M. Dupont, affolé : « Marqueurs cancéreux ??? vous pensez que j’ai un cancer du colon, docteur ? »
Docteur en pharmacie : « Non… rassurez vous, mais pourquoi s’en priver, le groupe de laboratoire d’analyse Labstar a sorti des recommandations dernièrement, elles montrent qu’il est intéressant de doser les marqueurs tumoraux en prévention ».
M. Dupont, sortant sa carte Starmut afin de régler ses soins : « Pensez vous que je doive aller voir mon généraliste pour cela ? »
Docteur en pharmacie : « Oui, c’est plus prudent, au moins pour l’interprétation de vos résultats d’analyses»
M. Dupont : «Oui, on ne peut plus compter sur les biologistes du groupe Labstar, il n’y en a quasiment plus, la dernière fois, j’ai du composer le 0800 530 6000, surtaxé à 0.30 euros la minute pour en joindre un ».
Docteur en pharmacie, goguenard : « oui, heureusement, vous avez votre pharmacien »
Ce dialogue fictif pour illustrer ce que les grands groupes ambitionnent pour notre santé.

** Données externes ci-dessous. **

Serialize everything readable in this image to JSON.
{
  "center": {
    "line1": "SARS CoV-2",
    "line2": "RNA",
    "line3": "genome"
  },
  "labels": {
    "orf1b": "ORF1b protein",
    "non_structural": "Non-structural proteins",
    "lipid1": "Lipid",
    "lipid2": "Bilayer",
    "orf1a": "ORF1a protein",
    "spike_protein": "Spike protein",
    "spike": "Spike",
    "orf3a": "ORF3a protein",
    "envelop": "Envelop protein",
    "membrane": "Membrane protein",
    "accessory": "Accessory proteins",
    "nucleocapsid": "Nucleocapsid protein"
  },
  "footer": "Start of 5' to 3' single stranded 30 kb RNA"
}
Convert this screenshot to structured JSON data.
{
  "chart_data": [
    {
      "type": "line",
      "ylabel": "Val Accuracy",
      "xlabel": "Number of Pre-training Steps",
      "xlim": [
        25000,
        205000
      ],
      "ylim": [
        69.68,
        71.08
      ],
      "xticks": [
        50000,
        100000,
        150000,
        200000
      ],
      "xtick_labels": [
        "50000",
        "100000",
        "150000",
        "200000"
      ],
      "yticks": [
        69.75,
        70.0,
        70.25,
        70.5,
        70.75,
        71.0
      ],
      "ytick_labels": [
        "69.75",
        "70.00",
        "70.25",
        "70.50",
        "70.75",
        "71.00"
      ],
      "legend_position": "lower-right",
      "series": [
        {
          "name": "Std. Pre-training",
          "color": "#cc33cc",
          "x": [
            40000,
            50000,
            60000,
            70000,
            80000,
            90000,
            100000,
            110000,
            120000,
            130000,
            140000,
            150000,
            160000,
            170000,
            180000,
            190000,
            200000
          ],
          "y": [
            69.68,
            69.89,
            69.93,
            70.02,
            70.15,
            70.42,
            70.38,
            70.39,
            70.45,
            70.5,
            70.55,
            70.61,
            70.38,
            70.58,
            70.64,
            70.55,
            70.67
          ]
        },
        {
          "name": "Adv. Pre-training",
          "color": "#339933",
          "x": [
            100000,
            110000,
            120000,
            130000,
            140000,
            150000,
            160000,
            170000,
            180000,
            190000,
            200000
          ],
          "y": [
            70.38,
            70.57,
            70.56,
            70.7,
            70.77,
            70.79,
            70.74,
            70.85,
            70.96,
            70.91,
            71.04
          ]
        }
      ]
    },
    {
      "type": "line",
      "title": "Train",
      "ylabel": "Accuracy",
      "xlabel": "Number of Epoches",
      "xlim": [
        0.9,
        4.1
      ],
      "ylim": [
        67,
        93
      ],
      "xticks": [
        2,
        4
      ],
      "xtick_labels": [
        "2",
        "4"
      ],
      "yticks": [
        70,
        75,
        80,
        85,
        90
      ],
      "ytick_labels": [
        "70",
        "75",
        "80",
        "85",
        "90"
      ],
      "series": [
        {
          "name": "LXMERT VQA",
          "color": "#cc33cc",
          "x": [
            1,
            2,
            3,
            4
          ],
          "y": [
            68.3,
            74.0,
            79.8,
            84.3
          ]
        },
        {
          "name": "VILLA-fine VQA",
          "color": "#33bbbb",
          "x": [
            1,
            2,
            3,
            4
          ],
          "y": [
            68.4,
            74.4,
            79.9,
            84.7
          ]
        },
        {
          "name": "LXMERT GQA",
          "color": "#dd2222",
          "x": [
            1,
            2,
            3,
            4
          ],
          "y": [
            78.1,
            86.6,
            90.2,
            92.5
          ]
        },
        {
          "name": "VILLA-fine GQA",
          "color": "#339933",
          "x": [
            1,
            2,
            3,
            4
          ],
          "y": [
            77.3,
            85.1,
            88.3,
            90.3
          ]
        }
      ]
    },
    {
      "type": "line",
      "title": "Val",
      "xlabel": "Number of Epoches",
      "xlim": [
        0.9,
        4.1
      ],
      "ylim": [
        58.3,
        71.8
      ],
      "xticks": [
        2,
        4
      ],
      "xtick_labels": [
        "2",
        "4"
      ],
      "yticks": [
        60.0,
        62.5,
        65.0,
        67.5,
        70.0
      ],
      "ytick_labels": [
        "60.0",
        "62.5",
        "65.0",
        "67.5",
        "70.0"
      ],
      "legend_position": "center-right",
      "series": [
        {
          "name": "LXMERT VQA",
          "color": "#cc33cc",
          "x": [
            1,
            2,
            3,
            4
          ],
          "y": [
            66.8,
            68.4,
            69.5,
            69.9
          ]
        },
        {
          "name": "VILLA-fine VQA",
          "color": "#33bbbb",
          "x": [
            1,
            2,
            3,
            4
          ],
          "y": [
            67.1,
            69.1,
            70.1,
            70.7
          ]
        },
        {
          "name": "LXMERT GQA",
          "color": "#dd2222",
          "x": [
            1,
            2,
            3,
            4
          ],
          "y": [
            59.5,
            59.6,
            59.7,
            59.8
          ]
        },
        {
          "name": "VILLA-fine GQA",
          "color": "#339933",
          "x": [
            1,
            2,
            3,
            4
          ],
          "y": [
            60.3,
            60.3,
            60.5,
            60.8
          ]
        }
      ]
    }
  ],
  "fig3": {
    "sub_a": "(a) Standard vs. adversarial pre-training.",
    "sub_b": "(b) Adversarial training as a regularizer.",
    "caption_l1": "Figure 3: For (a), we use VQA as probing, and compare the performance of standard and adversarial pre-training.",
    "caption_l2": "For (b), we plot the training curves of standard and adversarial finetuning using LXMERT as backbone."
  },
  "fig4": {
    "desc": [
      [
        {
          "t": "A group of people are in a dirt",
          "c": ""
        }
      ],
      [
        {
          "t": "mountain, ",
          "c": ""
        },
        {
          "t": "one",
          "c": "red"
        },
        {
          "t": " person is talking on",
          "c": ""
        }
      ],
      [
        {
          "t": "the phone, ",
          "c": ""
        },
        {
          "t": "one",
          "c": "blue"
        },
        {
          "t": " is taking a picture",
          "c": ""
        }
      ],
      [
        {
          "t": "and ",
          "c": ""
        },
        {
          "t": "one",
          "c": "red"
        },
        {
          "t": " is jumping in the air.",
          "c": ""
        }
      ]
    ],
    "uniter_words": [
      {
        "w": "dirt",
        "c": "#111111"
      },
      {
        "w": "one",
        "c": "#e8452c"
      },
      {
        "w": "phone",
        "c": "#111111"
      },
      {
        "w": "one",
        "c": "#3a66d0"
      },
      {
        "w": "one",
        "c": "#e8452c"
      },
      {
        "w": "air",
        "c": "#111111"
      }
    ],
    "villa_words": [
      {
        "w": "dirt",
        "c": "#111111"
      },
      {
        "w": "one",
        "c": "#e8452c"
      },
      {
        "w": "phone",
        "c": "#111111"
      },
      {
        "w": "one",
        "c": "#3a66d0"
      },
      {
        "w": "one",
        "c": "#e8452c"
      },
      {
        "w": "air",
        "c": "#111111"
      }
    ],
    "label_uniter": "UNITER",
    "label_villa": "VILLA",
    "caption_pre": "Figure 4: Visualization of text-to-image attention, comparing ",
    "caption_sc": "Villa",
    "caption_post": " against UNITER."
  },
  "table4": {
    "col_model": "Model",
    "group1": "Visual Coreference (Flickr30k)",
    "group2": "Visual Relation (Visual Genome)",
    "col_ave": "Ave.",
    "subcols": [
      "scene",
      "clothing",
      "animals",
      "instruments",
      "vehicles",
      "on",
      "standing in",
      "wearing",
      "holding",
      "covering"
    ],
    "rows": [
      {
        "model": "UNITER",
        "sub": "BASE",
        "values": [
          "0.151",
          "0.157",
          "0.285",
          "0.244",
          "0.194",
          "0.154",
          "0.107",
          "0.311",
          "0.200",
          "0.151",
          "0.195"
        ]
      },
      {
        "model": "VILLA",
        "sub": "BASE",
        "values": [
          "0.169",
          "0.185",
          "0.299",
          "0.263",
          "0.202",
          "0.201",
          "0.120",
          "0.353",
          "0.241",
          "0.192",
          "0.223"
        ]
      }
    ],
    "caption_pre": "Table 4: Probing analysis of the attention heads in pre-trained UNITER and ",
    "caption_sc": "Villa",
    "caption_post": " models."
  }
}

Un patient capturé d’un bout à l’autre de la chaine de soin, des diplômes de praticien servant de caution à ces pratiques, des pouvoirs publics, soit soulagé de se délester du casse tête du financement solidaire, soit véritablement complices de cette évolution.
Parallèlement, l’Ordonnance du 15 janvier 2010 portant réforme de la biologie médicale, outre qu’elle génère une profonde restructuration du secteur des laboratoires en France en risquant de détruire le service et le conseil de proximité (voir nos autres articles) interdit désormais toute facturation de consultation pour un biologiste ayant une formation bac +10, d’une compétence pourtant supérieure au pharmacien d’officine dans l’interprétation, l’orientation et le suivi biologique de pathologies chroniques. Aucune consultation n’était auparavant facturée par les biologistes, tout conseil et interprétation était réalisé à titre gratuit. Il semble que l’Etat, dont la volonté affichée était pourtant de « remédicaliser » la profession ait souhaité se prémunir de ce qu’il considérait comme un abus, la consultation/interprétation écrite ou orale, étant parti intégrante de l’acte d’analyse.
A se demander si les jeunes biologistes, dans leur combat pour conserver un exercice éthique, au service de leurs patients, n’auraient pas mieux fait de pactiser avec les bons acteurs pour s’assurer un avenir plus serein…
Le lobbying est une arme. Servons nous en pour servir les intérêts de nos patients, pas ceux de corporations mercantiles pour qui la Santé est un marché comme un autre.